Persons suffering from depression, substance abuse, and suicide temptations can be helped, but many well-intentioned attempts end up reinforcing it. Helping seems a delicate art, but not impossible and certainly not "for professionals only," because it's the amateurs--literally, those who love--who are the "first responders" in emotional crises.
Among my initial reactions to news like yesterday's is frustration and irritation. "Robin Williams! Well, that sucks! What a waste of talent, generosity, and energy! What'd he do that for? Couldn't anyone have tried to stop him?" As an adult, in the minds of his loved ones he might not have merited round-the-clock supervision; perhaps by that point he had a sense of calmness about arriving at his solution.
I don't know...and that's just it.
If we knew, that knowledge still wouldn't control the situation, now that it--he--has passed.

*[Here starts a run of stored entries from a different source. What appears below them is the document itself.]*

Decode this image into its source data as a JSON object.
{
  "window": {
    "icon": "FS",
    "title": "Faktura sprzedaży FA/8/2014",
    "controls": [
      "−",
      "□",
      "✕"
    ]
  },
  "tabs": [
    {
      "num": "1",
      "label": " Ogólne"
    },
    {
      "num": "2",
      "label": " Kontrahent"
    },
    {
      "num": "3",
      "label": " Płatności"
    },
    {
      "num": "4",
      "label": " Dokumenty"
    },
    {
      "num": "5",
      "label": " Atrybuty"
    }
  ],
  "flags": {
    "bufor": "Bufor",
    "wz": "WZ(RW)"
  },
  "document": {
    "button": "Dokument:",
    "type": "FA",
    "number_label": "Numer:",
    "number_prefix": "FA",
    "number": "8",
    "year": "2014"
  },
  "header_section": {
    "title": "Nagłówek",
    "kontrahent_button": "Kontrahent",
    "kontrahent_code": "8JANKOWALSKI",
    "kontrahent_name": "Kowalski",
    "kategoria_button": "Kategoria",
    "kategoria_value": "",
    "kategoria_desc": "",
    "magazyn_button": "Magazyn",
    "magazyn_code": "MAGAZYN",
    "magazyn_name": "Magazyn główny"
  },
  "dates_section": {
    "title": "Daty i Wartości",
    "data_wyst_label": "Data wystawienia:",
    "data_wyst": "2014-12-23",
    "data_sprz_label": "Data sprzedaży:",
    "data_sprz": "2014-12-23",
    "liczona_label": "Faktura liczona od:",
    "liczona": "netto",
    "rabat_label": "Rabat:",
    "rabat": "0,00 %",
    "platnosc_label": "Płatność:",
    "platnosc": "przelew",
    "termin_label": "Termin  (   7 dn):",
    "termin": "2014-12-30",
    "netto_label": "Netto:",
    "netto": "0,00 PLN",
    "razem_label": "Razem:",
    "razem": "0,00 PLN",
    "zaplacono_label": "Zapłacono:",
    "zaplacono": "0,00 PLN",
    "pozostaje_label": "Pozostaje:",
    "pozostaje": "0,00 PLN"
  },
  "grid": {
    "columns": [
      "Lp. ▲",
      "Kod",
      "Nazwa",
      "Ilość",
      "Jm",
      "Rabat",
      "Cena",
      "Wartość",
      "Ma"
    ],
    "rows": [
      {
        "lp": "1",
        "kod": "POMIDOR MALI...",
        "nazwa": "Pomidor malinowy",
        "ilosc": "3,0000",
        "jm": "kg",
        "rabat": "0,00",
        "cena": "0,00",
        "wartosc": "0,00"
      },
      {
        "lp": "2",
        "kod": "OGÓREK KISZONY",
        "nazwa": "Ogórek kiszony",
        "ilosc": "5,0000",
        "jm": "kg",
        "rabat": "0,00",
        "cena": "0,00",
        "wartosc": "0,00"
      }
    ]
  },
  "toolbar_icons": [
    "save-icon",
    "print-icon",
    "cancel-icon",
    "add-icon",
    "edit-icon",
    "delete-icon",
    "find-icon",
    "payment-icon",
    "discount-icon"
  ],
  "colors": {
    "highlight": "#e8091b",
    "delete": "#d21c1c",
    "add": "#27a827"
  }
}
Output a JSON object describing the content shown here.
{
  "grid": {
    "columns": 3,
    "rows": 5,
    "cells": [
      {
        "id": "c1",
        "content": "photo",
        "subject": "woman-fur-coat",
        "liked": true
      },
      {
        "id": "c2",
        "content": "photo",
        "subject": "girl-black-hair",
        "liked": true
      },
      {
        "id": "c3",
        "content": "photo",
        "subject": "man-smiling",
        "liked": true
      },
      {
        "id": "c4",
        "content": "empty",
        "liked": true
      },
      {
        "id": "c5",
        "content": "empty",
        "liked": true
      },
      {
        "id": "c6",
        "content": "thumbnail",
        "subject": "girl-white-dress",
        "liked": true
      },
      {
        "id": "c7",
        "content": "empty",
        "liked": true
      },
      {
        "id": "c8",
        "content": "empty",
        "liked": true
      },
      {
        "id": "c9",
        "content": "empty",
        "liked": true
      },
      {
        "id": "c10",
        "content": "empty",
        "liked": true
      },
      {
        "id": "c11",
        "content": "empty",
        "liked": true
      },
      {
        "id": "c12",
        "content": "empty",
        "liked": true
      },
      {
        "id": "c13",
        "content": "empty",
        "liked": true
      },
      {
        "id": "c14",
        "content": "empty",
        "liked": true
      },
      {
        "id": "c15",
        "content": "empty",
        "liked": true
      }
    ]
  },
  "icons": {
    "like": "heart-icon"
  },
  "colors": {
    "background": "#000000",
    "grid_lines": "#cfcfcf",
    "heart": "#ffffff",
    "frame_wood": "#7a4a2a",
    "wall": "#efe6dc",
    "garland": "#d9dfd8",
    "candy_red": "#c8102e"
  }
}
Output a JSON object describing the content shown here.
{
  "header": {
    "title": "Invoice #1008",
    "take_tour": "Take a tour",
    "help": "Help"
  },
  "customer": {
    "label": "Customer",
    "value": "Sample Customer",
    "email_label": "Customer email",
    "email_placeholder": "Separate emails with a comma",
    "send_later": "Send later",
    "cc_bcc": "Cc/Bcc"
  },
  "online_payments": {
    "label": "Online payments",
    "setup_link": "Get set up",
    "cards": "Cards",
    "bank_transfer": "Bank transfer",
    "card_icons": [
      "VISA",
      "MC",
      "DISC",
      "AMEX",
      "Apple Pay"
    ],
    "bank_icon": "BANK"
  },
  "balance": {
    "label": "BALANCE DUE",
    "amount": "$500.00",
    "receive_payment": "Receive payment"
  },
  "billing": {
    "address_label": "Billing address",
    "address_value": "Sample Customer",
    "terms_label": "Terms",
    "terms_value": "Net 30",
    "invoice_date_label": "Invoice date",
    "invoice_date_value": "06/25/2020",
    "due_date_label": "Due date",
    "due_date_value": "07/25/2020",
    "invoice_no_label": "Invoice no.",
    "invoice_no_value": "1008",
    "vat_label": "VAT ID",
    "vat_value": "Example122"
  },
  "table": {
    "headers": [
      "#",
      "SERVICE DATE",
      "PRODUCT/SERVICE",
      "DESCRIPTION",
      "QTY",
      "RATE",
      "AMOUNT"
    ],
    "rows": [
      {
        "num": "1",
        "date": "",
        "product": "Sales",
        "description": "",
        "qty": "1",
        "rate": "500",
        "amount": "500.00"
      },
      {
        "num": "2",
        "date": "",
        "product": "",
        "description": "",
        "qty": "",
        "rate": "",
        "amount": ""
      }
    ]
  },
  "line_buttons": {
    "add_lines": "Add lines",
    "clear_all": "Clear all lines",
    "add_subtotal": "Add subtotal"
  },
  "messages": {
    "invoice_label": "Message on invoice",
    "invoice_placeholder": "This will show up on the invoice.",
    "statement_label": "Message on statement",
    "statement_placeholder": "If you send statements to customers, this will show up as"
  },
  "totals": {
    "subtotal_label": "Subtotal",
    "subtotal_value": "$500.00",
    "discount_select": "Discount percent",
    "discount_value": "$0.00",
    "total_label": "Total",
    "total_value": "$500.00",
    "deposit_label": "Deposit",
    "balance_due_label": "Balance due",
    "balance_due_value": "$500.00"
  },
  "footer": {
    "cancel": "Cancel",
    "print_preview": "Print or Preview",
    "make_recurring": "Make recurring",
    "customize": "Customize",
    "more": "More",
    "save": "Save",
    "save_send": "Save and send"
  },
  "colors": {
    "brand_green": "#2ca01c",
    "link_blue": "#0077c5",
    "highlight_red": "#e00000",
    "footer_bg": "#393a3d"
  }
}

Suicide understandably prompts guilt over the very fact that we "didn't know," or perhaps may have denied, the extent of the person's problems.
We may also be angry--at depression made flesh, at the suicide victim for seeming selfish..for being him/herself in that mysterious state, which is already very much given over to silence, to brooding, to isolation and alienation, and their attendant pain, so that suicide appears the only available option, the last, best prescription for pain relief.
Objectively speaking, the taking of one's own life is a selfish act, contradictory to "the natural inclination of the human being to preserve and perpetuate his life...gravely contrary to [the just love of self, of neighbor, and of God]" (Catechism, 2281). It is one of many ways people deny and defy the goodness of their own existence and its Creator.
However, given the numerous factors that inhibit the full use of one's intellect and will, compromising the full exercise of understanding and freedom, we have every reason to entrust tortured souls to the Divine Mercy that exceeds the limits we conceive (CCC, 2282-83).
But we still should "rage, rage against the dying of the light" (as John Keating, Williams' character in Dead Poets Society, might exhort). Our rage may take many forms: prayer, sharing links to helpful articles on depression and suicide prevention, keeping your eyes, ears, and heart open to the people around you each day--which may present you the opportunity either to extend compassion to someone who suffers, or to disclose your own hurts to someone who cares.